My favorite aspect of museums has always been their capacity to create a sense of atmosphere. To me, the way that museums best create atmosphere is through the arrangement of their most decorative rooms. At the Princeton University Art Museum, the room I find to be most “decorative” and evocative of a certain period is the Medieval/Islamic gallery, which I have previously written about here. At museums with decorative arts galleries, I love to linger in period rooms and wonder what it would have been like to live there. They make me feel surrounded by art, by beauty, and by wonder. These feelings particularly struck me on a recent trip to the Louvre.
With ART 400 (my junior seminar as an art history major), I got an amazing opportunity to travel to Paris over fall break and visit a variety of art museums, often led by curators and Princeton University professors. Though these guided experiences were certainly unique and valuable to my education, my favorite moments were the ones where I got to explore museums at my own leisure. We spent multiple hours at the Louvre, wandering through the galleries and doing our best not to get lost. There were two ways we could have gotten lost—either in the crowds, or in the never-ending maze of rooms on the second or third floors that not many people visited. Those were the rooms I liked the best, and a large number of them tended to be period rooms, which hold a special place in my heart.

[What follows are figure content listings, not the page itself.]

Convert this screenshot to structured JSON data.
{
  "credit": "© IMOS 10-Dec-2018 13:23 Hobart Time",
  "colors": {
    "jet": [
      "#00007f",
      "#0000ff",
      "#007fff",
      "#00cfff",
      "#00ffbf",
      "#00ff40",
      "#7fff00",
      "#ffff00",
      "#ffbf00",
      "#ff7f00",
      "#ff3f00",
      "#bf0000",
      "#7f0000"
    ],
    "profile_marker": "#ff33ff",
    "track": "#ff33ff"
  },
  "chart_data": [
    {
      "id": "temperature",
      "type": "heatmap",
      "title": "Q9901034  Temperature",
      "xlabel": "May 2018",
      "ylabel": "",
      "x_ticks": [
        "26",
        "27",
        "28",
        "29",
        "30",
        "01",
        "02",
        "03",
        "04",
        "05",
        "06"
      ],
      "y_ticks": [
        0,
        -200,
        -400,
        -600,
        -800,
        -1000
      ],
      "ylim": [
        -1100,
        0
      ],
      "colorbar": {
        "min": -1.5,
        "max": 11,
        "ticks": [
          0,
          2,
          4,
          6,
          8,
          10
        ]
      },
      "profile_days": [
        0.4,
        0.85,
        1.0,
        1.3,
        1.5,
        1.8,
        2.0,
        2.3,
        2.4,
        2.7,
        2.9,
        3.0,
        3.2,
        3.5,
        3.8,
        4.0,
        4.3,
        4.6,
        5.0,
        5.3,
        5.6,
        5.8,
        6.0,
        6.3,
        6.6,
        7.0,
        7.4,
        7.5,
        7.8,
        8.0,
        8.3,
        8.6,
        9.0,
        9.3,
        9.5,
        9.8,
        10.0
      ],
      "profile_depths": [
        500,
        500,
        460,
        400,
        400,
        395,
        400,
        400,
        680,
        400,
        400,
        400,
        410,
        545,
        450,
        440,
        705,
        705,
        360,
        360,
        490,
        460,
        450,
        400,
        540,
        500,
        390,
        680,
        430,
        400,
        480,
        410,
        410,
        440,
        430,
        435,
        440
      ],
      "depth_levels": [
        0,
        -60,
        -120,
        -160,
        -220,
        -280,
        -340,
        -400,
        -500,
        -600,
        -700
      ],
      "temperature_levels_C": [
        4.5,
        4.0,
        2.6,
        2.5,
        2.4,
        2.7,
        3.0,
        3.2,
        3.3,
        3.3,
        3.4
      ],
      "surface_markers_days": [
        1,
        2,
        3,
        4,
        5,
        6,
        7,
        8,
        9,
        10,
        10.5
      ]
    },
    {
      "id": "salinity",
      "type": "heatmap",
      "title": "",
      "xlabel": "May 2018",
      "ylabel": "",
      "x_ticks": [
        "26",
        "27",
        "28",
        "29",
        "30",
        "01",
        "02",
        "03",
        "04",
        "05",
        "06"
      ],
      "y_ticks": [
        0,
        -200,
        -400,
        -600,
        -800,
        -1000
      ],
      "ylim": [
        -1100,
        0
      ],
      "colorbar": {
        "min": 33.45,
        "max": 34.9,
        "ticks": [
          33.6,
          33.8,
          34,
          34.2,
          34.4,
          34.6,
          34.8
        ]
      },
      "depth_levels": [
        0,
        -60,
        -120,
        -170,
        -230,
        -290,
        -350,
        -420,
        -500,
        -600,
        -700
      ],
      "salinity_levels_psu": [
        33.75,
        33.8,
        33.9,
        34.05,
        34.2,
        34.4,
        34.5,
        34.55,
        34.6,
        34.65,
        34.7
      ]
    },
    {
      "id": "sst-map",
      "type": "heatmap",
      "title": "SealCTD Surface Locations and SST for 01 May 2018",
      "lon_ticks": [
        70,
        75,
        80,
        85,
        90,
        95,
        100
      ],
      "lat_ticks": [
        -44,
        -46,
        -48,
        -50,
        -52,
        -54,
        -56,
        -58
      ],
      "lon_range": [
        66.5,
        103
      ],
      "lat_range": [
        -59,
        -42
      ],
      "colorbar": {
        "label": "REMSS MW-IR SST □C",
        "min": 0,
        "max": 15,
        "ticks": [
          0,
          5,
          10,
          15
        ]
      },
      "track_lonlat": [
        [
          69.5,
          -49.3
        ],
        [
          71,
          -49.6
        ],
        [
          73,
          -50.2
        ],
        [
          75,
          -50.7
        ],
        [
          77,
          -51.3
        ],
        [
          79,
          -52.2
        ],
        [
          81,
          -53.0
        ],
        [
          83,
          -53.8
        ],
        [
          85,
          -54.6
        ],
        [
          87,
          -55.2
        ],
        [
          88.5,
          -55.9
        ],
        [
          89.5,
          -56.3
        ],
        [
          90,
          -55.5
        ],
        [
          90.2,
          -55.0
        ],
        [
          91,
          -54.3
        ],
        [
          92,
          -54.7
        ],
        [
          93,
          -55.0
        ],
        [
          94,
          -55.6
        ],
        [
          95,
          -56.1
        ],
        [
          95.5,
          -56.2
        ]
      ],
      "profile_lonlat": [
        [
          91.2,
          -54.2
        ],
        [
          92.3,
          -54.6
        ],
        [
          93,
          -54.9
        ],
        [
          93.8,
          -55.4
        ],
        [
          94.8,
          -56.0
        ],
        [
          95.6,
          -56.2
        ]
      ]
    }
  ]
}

My breath was taken away by the patterned curtains, upholstered chairs, gold-paneled walls, chandeliers, plush beds. The marble columns, the floral rugs, the intricate tapestries, the masterful paintings on the ceilings. It felt just as flowery to see these things as it was to read them just now. In each room I was transported to a different, golden moment in time. And because the Louvre is the Louvre—so large and rich in its collections—this mental transportation felt different than ever before. It felt as intense as it could be.